A report from the Insurance Research Council has found no correlation between a law in New Mexico that allows illegal aliens to receive a driver's license and the number of uninsured motorists on the road. Supporters of state laws that would issue driver's licenses to illegal aliens say it would increase the number of insured motorists, but the study found that the number of uninsured motorists in New Mexico from the time just before the state passed its law and the present are about the same.
New Mexico is one of three states to issue driver's licenses to illegal aliens.
"If the policy is motivated by a lowering of uninsured motorists or decreasing accidents, I think it has had an insignificant effect," said J. Tim Query, Ph.D, Associate Professor of Risk Management and Insurance at New Mexico State University, told Fox News Latino.
The report from the Insurance Research Council found that, in 2000, 26.3% of New Mexico driver's were uninsured. In 2008, five years after the state passed a law allowing illegal aliens to get a license, the figure had jumped to 29.5% - the highest level of uninsured driver's in the nation. In 2009, the figure was still at a high 25.7%.
Supporters of the law say it has led to fewer accidents.

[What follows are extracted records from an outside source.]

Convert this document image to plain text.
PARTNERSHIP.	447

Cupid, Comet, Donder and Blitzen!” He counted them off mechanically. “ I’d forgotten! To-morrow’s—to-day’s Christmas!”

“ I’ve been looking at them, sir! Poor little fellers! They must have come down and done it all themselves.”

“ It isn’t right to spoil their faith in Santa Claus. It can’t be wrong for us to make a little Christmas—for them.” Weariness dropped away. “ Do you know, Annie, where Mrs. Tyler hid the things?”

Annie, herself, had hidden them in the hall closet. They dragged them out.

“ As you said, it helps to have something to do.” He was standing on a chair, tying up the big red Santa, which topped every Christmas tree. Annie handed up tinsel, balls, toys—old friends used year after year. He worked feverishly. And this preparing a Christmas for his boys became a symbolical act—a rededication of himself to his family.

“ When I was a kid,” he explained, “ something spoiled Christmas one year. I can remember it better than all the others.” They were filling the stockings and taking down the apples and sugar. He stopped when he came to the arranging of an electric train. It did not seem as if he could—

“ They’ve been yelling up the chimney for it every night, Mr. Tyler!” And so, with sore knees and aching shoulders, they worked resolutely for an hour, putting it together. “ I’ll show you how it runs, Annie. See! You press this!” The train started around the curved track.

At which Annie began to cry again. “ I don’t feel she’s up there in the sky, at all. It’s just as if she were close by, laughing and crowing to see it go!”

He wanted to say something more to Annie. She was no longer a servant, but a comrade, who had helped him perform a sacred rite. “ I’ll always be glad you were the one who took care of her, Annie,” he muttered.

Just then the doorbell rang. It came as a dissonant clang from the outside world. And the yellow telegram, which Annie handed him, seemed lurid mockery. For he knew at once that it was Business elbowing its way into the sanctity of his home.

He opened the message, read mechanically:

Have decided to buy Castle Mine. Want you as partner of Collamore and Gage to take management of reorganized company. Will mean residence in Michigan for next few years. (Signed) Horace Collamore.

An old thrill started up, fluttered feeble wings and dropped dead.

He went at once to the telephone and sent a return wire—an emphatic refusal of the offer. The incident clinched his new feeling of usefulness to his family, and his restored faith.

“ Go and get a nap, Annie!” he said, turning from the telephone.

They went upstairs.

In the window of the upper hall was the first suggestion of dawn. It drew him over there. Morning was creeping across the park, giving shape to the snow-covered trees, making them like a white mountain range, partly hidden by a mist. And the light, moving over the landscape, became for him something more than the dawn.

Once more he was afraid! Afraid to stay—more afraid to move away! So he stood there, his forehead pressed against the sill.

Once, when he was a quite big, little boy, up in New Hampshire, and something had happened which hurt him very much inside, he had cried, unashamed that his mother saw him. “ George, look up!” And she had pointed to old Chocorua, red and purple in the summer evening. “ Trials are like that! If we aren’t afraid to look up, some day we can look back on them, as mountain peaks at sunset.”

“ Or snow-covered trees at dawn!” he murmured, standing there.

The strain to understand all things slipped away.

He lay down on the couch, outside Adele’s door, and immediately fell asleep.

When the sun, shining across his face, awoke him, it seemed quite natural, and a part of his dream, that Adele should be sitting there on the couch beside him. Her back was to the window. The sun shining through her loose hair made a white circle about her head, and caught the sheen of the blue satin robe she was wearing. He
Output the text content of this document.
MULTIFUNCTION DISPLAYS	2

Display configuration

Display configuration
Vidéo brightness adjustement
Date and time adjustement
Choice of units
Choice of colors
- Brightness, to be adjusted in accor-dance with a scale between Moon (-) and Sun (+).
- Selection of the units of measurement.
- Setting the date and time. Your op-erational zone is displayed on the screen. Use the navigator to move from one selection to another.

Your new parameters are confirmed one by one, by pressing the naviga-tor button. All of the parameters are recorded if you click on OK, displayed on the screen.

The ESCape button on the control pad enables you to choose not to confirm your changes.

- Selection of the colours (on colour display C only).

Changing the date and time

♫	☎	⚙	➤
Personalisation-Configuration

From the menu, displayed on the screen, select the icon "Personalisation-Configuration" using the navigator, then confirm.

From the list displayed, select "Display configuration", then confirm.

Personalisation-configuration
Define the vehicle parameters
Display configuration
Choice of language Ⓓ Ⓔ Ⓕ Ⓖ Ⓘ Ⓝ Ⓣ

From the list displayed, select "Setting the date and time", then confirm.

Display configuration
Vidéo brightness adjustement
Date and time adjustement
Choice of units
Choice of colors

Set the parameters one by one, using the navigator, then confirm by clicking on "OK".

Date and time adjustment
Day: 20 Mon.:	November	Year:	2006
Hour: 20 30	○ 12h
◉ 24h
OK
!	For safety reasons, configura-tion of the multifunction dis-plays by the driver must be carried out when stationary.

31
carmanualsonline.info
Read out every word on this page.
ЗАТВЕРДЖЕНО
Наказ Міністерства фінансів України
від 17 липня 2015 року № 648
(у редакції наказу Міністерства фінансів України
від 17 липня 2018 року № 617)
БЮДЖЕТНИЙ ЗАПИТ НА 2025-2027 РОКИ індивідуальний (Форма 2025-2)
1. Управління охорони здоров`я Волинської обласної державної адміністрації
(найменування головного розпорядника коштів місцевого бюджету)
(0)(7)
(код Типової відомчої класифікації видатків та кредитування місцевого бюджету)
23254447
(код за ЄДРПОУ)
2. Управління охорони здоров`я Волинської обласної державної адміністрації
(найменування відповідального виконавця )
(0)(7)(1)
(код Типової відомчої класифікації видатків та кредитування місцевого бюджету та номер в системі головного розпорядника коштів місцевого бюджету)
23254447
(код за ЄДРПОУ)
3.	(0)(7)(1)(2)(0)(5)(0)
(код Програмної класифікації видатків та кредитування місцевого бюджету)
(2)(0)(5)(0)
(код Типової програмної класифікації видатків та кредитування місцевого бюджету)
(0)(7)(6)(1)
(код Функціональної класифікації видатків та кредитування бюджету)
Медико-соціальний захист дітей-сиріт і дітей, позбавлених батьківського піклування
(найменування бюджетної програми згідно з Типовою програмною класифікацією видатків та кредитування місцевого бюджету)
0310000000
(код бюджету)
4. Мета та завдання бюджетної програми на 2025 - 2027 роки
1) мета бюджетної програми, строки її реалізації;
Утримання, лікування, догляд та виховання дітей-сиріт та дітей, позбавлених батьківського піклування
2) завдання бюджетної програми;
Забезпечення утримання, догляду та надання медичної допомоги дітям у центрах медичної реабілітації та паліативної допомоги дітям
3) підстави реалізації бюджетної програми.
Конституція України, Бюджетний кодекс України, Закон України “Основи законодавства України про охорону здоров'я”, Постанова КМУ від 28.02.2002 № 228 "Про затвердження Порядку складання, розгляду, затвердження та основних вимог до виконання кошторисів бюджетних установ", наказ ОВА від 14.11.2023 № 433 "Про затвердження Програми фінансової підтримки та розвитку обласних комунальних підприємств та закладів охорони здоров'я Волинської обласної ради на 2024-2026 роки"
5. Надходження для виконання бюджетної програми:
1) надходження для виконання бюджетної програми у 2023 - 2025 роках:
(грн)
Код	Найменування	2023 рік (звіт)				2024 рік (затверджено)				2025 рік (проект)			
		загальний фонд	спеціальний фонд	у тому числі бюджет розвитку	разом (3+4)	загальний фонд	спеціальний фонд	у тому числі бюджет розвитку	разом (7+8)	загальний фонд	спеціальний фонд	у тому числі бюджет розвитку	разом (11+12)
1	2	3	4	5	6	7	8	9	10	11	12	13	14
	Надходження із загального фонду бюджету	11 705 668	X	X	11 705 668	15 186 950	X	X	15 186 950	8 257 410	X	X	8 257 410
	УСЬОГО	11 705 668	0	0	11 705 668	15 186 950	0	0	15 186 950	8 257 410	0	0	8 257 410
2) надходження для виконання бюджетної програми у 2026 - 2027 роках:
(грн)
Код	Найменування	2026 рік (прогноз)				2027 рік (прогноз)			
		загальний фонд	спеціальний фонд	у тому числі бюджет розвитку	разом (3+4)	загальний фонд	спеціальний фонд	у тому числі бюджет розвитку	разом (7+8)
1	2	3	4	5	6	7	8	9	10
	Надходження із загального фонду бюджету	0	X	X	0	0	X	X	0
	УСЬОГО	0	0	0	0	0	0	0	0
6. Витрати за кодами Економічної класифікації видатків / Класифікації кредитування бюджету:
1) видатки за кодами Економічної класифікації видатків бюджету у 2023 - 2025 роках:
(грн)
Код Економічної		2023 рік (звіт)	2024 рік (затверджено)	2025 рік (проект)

"Fatalities have dropped in New Mexico, but they have also dropped nationwide, which includes 48 states that do not allow undocumented immigrants to obtain driver’s licenses," Query said. "What little accident data I've seen doesn’t specifically point to the driver's license policy as a reason for any positive trends."
Gov. Susana Martinez has said she wants the law repealed, but has been unsuccessful since taking office last year.